Chattanooga Times Free Press

Senate version of police oversight bill OK’d

- BY ANDY SHER NASHVILLE BUREAU

NASHVILLE — The Tennessee Senate on Monday passed legislatio­n to restrict independen­t subpoena powers for cities’ police oversight boards, but members took what they say they believe is a less draconian approach to the issue than their House counterpar­ts.

The GOP-controlled chamber approved the bill, House Bill 658, sponsored in the upper chamber by Senate Judiciary Committee Chairman Mike Bell, R-Riceville, on a 27-4 vote. Four of the chamber’s five Democrats voted no, and a fifth Democrat simply voted present.

Bell explained senators are trying to “preserve a board’s subpoena power” by allowing an independen­t investigat­or employed by a police or community oversight board, the chief of police or head of a department’s internal affairs division to file a petition with a judge to issue a subpoena.

It is “somewhat of a burdensome process,” Bell said, but added “it should be tough.”

The House-passed version strips away oversight boards’ subpoena powers, with proponents saying it still allows the appointed boards to ask elected city councils to exercise subpoena powers on their behalf when it comes to compelling the production of documents, evidents and witness testimony.

House proponents don’t like the Senate approach, and the bill at this point looks to be headed to a joint conference

committee where members seek to iron out difference­s.

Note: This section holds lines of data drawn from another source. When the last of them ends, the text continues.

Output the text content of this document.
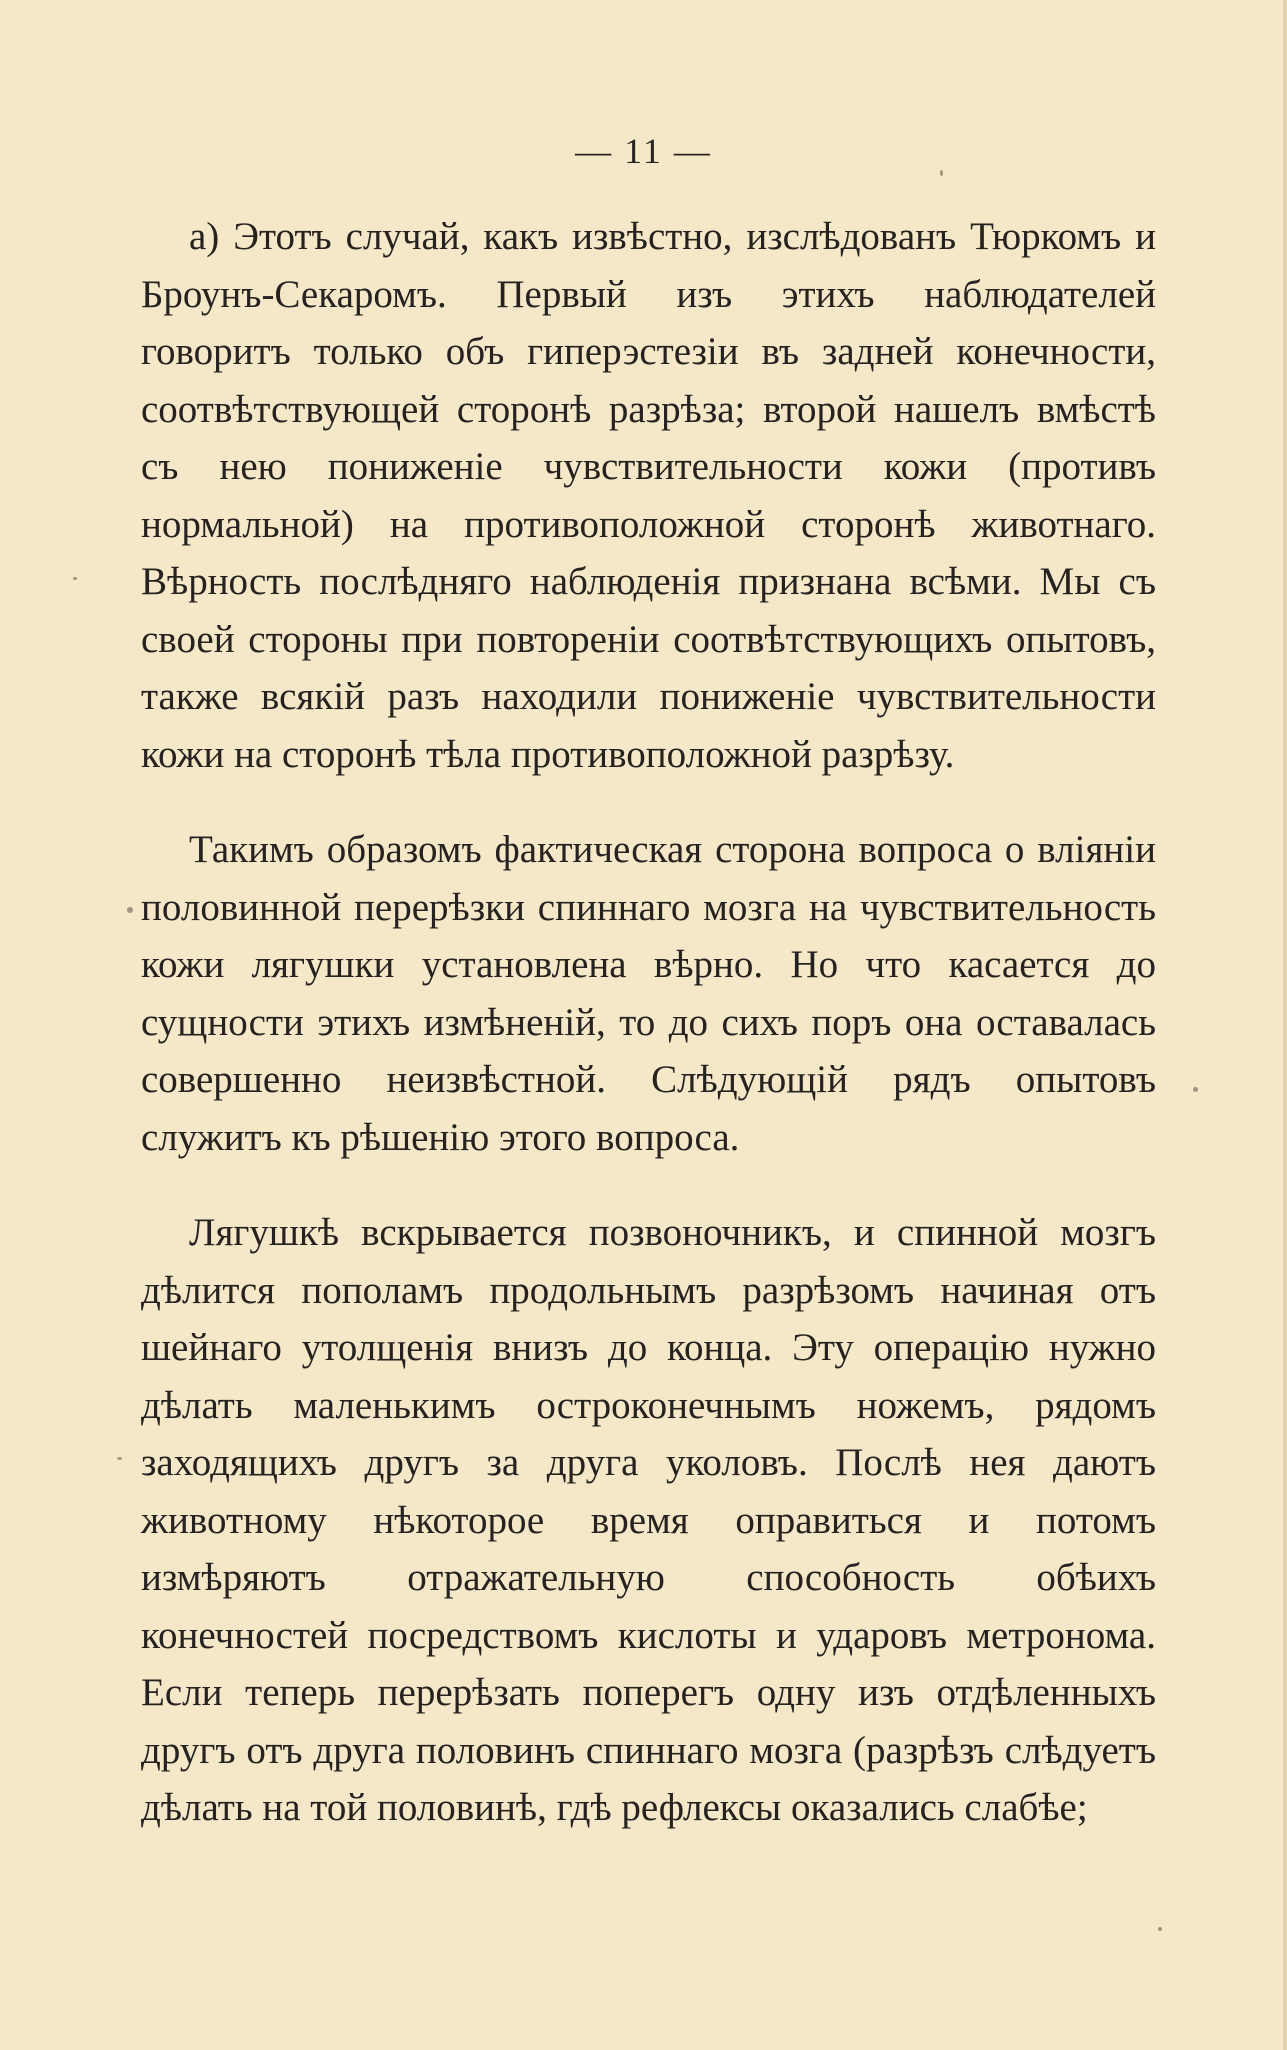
— 11 —

а) Этотъ случай, какъ извѣстно, изслѣдованъ Тюркомъ и Броунъ-Секаромъ. Первый изъ этихъ наблюдателей говоритъ только объ гиперэстезіи въ задней конечности, соотвѣтствующей сторонѣ разрѣза; второй нашелъ вмѣстѣ съ нею пониженіе чувствительности кожи (противъ нормальной) на противоположной сторонѣ животнаго. Вѣрность послѣдняго наблюденія признана всѣми. Мы съ своей стороны при повтореніи соотвѣтствующихъ опытовъ, также всякій разъ находили пониженіе чувствительности кожи на сторонѣ тѣла противоположной разрѣзу.

Такимъ образомъ фактическая сторона вопроса о вліяніи половинной перерѣзки спиннаго мозга на чувствительность кожи лягушки установлена вѣрно. Но что касается до сущности этихъ измѣненій, то до сихъ поръ она оставалась совершенно неизвѣстной. Слѣдующій рядъ опытовъ служитъ къ рѣшенію этого вопроса.

Лягушкѣ вскрывается позвоночникъ, и спинной мозгъ дѣлится пополамъ продольнымъ разрѣзомъ начиная отъ шейнаго утолщенія внизъ до конца. Эту операцію нужно дѣлать маленькимъ остроконечнымъ ножемъ, рядомъ заходящихъ другъ за друга уколовъ. Послѣ нея даютъ животному нѣкоторое время оправиться и потомъ измѣряютъ отражательную способность обѣихъ конечностей посредствомъ кислоты и ударовъ метронома. Если теперь перерѣзать поперегъ одну изъ отдѣленныхъ другъ отъ друга половинъ спиннаго мозга (разрѣзъ слѣдуетъ дѣлать на той половинѣ, гдѣ рефлексы оказались слабѣе;
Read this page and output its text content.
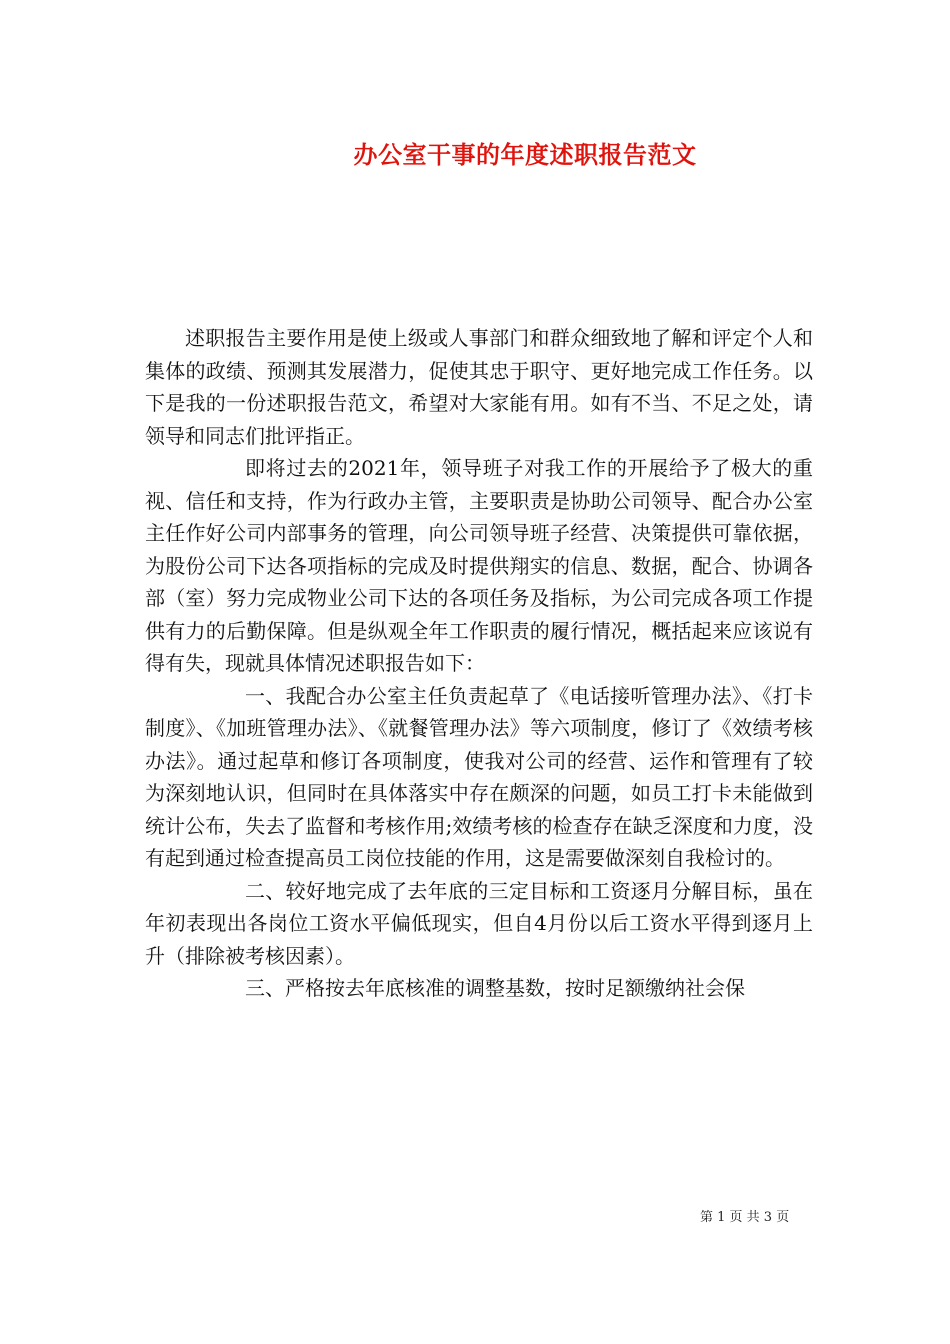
办公室干事的年度述职报告范文

述职报告主要作用是使上级或人事部门和群众细致地了解和评定个人和集体的政绩、预测其发展潜力，促使其忠于职守、更好地完成工作任务。以下是我的一份述职报告范文，希望对大家能有用。如有不当、不足之处，请领导和同志们批评指正。

即将过去的2021年，领导班子对我工作的开展给予了极大的重视、信任和支持，作为行政办主管，主要职责是协助公司领导、配合办公室主任作好公司内部事务的管理，向公司领导班子经营、决策提供可靠依据，为股份公司下达各项指标的完成及时提供翔实的信息、数据，配合、协调各部（室）努力完成物业公司下达的各项任务及指标，为公司完成各项工作提供有力的后勤保障。但是纵观全年工作职责的履行情况，概括起来应该说有得有失，现就具体情况述职报告如下：

一、我配合办公室主任负责起草了《电话接听管理办法》、《打卡制度》、《加班管理办法》、《就餐管理办法》等六项制度，修订了《效绩考核办法》。通过起草和修订各项制度，使我对公司的经营、运作和管理有了较为深刻地认识，但同时在具体落实中存在颇深的问题，如员工打卡未能做到统计公布，失去了监督和考核作用;效绩考核的检查存在缺乏深度和力度，没有起到通过检查提高员工岗位技能的作用，这是需要做深刻自我检讨的。

二、较好地完成了去年底的三定目标和工资逐月分解目标，虽在年初表现出各岗位工资水平偏低现实，但自4月份以后工资水平得到逐月上升（排除被考核因素）。

三、严格按去年底核准的调整基数，按时足额缴纳社会保

第 1 页 共 3 页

House Republican­s brought the bill after Metro Nashville voters last year approved creation of a community oversight board with subpoena powers in the wake of a number of police incidents.

The cities of Knoxville and Memphis have long had police or community oversight boards. In Memphis, the board can go through the city council for subpoena powers. In Knoxville, the board has subpoena power but is not believed to have ever exercised it.

It comes as some Chattanoog­a City Council members look at creating a police oversight board.

Bell said the Senate version, Senate bill 1407, acknowledg­es the boards’ role and “creates checks and balances, common standards for the board’s authority.”

Sen. Becky Duncan Massey, R-Knoxville, thanked Bell and Senate leaders for the amendment, saying that with the approach the process “will remain workable.”

Sen. Brenda Gilmore, D-Nashville, said her “first preference” was to let Nashville’s board “be in existence for at least a year” before state lawmakers stepped in with a law.

She and Sen. Steve Dickerson, R-Nashville, simply voted “present.” In addition to Bell, Sens. Todd Gardenhire, R-Chattanoog­a, and Bo Watson, R-Hixson, voted yes on the bill.

“I think the compromise Sen. Bell came up with is a very reasonable compromise,” Gardenhire later said. “It still gave the power to issue a subpoena but it did it through the traditiona­l system.”